Flux-based hierarchical organization of Escherichia coli's metabolic network

Author summary Metabolism results from the activity of thousands of biochemical reactions, which create, transform and recycle all chemicals, i.e., metabolites, required by life. Metabolic reactions depend on enzymes-proteins acting as biological catalyzers-to proceed, which effectively links metabolism to other layers in the organization of cellular physiology, such as transcription and translation. These reactions do not operate in isolation but interact in a metabolic network due to the metabolites they share. The joint action of the reactions imposes constraints on the reaction fluxes denoting rates of conversion between metabolites. Here, we identify one such constraint imposed by the metabolic network of E. coli, which we call the flux order relation. Specifically, we identify pairs of reactions in which one reaction always carries a higher flux than the other at steady state. Hence, the flux order relation creates a hierarchical organization of metabolism.

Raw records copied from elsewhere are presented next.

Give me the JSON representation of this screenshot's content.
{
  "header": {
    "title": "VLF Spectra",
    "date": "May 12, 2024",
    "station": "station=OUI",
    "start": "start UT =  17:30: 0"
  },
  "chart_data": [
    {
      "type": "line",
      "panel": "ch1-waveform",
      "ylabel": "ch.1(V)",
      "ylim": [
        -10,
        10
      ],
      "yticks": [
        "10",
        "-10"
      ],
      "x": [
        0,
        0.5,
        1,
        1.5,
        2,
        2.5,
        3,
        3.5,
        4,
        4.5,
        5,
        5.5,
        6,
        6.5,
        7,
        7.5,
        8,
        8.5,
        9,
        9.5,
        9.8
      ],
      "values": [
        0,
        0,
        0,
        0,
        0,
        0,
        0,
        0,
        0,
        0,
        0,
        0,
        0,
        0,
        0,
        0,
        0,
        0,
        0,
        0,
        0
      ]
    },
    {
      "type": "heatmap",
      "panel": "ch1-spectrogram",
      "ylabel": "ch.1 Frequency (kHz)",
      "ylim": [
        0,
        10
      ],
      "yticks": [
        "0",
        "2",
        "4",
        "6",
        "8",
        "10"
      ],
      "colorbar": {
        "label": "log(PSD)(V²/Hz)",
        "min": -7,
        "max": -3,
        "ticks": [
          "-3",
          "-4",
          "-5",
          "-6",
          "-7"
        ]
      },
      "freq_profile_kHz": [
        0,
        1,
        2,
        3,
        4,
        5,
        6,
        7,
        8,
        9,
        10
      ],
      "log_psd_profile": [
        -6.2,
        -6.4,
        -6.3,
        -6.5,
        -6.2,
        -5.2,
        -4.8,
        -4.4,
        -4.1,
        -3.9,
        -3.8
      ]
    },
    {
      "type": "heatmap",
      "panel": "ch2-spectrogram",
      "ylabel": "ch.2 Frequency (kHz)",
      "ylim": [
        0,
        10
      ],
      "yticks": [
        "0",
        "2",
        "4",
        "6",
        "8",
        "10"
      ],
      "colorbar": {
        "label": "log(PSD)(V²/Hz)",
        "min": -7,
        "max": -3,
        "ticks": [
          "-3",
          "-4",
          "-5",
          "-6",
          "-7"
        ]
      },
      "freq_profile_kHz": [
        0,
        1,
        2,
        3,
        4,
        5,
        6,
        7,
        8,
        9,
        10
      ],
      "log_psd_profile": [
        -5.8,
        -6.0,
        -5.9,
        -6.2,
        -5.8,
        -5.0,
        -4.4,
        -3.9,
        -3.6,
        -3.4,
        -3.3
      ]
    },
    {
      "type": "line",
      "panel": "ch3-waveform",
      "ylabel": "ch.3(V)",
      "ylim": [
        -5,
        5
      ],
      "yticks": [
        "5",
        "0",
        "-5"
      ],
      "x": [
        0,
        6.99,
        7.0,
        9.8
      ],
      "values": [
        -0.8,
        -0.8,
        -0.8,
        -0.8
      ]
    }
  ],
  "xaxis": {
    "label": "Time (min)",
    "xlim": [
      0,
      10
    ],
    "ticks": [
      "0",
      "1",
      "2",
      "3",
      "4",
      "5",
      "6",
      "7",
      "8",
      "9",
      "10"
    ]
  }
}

We show that the flux order relation is reflected in experimental data sets of fluxes, gene expression, protein levels, and enzyme catalytic constants. Our results point at resource partitioning and a fine-tuning of enzyme levels in E. coli to respect the flux order relation. Biological networks across scales exhibit hierarchical organization that may constrain network function. Yet, understanding how these hierarchies arise due to the operational constraint of the networks and whether they impose limits to molecular phenotypes remains elusive. Here we show that metabolic networks include a hierarchy of reactions based on a natural flux ordering that holds for every steady state. We find that the hierarchy of reactions is reflected in experimental measurements of transcript, protein and flux levels of Escherichia coli under various growth conditions as well as in the catalytic rate constants of the corresponding enzymes. Our findings point at resource partitioning and a fine-tuning of enzyme levels in E. coli to respect the constraints imposed by the network structure at steady state. Since reactions in upper layers of the hierarchy impose an upper bound on the flux of the reactions downstream, the hierarchical organization of metabolism due to the flux ordering has direct applications in metabolic engineering.